Dalam rangka menyambut Bulan Suci Ramadhan 1447 Hijriah, Pemerintah Aceh melalui Dinas Perindustrian dan Perdagangan (Disperindag) Aceh bekerja sama dengan Dinas Perindagkop dan UKM Kota Lhokseumawe menggelar kegiatan Pasar Murah guna membantu masyarakat memenuhi kebutuhan pokok dengan harga terjangkau, Pasar Murah Jelang Ramadhan 1447 H Resmi Ditutup, dan Masyarakat sangat Terbantu.
Kegiatan pasar murah yang telah berlangsung selama tiga hari tersebut mendapat sambutan antusias dari warga.

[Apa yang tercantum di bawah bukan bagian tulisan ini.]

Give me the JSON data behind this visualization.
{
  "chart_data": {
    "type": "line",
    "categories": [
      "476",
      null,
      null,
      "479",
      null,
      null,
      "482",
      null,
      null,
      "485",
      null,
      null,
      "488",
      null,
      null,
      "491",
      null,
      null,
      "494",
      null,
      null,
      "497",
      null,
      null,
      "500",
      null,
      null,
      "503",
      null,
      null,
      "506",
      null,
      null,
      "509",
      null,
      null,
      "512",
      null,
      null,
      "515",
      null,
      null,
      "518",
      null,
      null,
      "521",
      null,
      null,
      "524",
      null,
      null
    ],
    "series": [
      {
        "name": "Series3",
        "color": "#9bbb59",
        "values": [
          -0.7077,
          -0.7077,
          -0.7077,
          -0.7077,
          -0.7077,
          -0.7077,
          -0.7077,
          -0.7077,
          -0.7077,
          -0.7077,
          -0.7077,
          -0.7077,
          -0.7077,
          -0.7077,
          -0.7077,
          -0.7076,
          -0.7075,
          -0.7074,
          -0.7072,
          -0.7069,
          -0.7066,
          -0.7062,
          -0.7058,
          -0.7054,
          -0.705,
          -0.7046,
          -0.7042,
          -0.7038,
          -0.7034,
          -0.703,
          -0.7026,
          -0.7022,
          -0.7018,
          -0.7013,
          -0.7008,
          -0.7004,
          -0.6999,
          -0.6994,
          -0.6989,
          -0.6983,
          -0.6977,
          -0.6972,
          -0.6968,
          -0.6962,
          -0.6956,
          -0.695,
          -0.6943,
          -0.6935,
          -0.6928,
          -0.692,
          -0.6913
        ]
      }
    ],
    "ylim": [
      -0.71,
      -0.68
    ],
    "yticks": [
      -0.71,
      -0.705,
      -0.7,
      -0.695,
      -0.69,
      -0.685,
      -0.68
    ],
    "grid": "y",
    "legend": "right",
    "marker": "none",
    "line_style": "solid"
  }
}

Sejak pagi hari, masyarakat terlihat memadati lokasi kegiatan untuk membeli berbagai kebutuhan pokok seperti beras, gula, minyak goreng, telur, dan bahan pangan lainnya dengan harga subsidi.
Pelaksanaan pasar murah di lapangan dikoordinir langsung oleh Pelaksana Harian (Plh.) Dinas Perindagkop dan UKM Kota Lhokseumawe, Winda Azminda Roza, S.Kom., MSM, bersama Kepala Bidang Perdagangan Nelvia Surimeina, SE, serta didukung oleh seluruh staf terkait. Kegiatan berjalan dengan tertib dan lancar meskipun suasana cukup ramai.
Plh. Dinas Perindagkop dan UKM Kota Lhokseumawe menyampaikan bahwa kegiatan ini merupakan bentuk kepedulian pemerintah dalam menjaga stabilitas harga bahan pokok menjelang bulan puasa, sekaligus meringankan beban masyarakat di tengah fluktuasi harga pasar.
“Melalui pasar murah ini, kami berharap masyarakat dapat memperoleh kebutuhan pokok dengan harga yang lebih terjangkau, sehingga dapat menyambut Ramadhan dengan lebih tenang dan nyaman,” ujarnya saat ditemui Tim Publikasi dan Dokumentasi Disperindagkop dan UKM.
Selain membantu masyarakat, kegiatan ini juga menjadi upaya strategis pemerintah dalam mengendalikan inflasi daerah serta memastikan ketersediaan bahan pokok tetap aman menjelang meningkatnya permintaan selama bulan suci ramadhan 1447 H.
Sebagai bentuk kepedulian dan keberpihakan kepada masyarakat, Pemerintah Aceh dan Pemerintah Kota Lhokseumawe melalui Dinas Perindagkop dan UKM berkomitmen kuat untuk terus melaksanakan kegiatan serupa secara berkelanjutan, khususnya pada momen-momen penting keagamaan, guna menjaga daya beli masyarakat dan memperkuat stabilitas perekonomian daerah, dalam memenuhi kebutuhan pokok terutama untuk warga di Kota Lhokseumawe.